Based on T. S. Eliot's play Murder in the Cathedral, what was Thomas Becket’s life and character like? Why was he isolated? What was his internal spiritual struggle about? What temptations had he to resist? Why was he killed? What was the place for his spiritual values in the totalitarian state he lived in?
In T. S. Eliot's play Murder in the Cathedral, one reason Archbishop Thomas Becket is isolated is due to the fact that he went into exile in France for seven years. The second reason Becket is isolated has to do with the underlying reason for his exile--he believes the Church should and does hold more power than the king.
Historically, Becket went into exile in France after entering into a major dispute with King Henry II. King Henry became close with Thomas Becket and made him Archbishop of Canterbury, thinking it would help him as king gain more power over the Church. However, soon after his appointment, Becket shifted his allegiance from the king to the Church. One major point of opposition between Becket and Henry occurred when Henry decided to eliminate the custom of trying priests and other church leaders accused of crimes in religious courts of justice; wanting to gain more power over the Church, Henry insisted they be tried in the king's court instead. Becket's protest against this change led to further clashes and his decision to save his life by running to France ("The Murder of Thomas Becket, 1170"). Hence, as seen in both history and in the play, Becket became isolated because he disagreed with the king--he did not believe the king should hold power over the Church but that the king should submit in power to the Church.

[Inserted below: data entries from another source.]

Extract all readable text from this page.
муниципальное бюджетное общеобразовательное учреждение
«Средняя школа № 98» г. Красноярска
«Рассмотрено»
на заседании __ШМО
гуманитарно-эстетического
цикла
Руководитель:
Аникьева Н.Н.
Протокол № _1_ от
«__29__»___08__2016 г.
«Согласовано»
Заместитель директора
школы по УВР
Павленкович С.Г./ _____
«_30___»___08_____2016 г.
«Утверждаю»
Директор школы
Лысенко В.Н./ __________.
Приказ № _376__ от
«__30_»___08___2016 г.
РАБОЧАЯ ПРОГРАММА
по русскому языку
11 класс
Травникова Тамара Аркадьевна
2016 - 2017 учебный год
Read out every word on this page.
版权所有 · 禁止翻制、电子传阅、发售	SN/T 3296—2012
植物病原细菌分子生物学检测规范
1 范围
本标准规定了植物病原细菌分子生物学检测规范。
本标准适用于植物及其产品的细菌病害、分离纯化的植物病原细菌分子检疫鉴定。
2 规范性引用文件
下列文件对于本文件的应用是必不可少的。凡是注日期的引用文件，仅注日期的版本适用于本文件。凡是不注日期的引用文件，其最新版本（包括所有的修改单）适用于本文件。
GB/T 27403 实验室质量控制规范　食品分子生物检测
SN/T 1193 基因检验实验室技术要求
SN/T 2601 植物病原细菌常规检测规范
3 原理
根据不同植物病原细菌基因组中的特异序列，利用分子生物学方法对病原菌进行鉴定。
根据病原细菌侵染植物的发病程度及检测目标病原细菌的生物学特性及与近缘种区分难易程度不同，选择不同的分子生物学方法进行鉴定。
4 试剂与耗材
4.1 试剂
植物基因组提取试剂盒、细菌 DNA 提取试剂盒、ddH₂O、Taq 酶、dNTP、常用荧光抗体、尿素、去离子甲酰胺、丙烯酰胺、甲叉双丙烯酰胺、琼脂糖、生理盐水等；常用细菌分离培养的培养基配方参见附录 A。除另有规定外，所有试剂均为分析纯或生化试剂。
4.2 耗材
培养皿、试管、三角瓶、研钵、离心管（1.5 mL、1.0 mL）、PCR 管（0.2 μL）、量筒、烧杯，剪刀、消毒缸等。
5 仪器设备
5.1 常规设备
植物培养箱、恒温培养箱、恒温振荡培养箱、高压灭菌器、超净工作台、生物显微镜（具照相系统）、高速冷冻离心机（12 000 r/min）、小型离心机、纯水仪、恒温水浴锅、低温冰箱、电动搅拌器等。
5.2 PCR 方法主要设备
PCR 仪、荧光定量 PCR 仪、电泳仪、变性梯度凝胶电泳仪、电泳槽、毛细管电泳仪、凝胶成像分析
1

We see the theme of the king's power vs. the Pope's power, or worldly power vs. spiritual power, discussed early on in the play when the three priests who converse after the chorus's first speech discuss Becket's exile and the king's unyielding dominance in power. As the Third Priest phases it, "King rules or barons rule ... They have but one law, to seize the power and keep it" (p. 14). The First Priest notes the spiritual side of the conflict when he asks if the king won't put an end to the strife "Until the poor at the gate / Have forgotten their friend, their Father in God, have forgotten / That they had a friend?" (p. 14).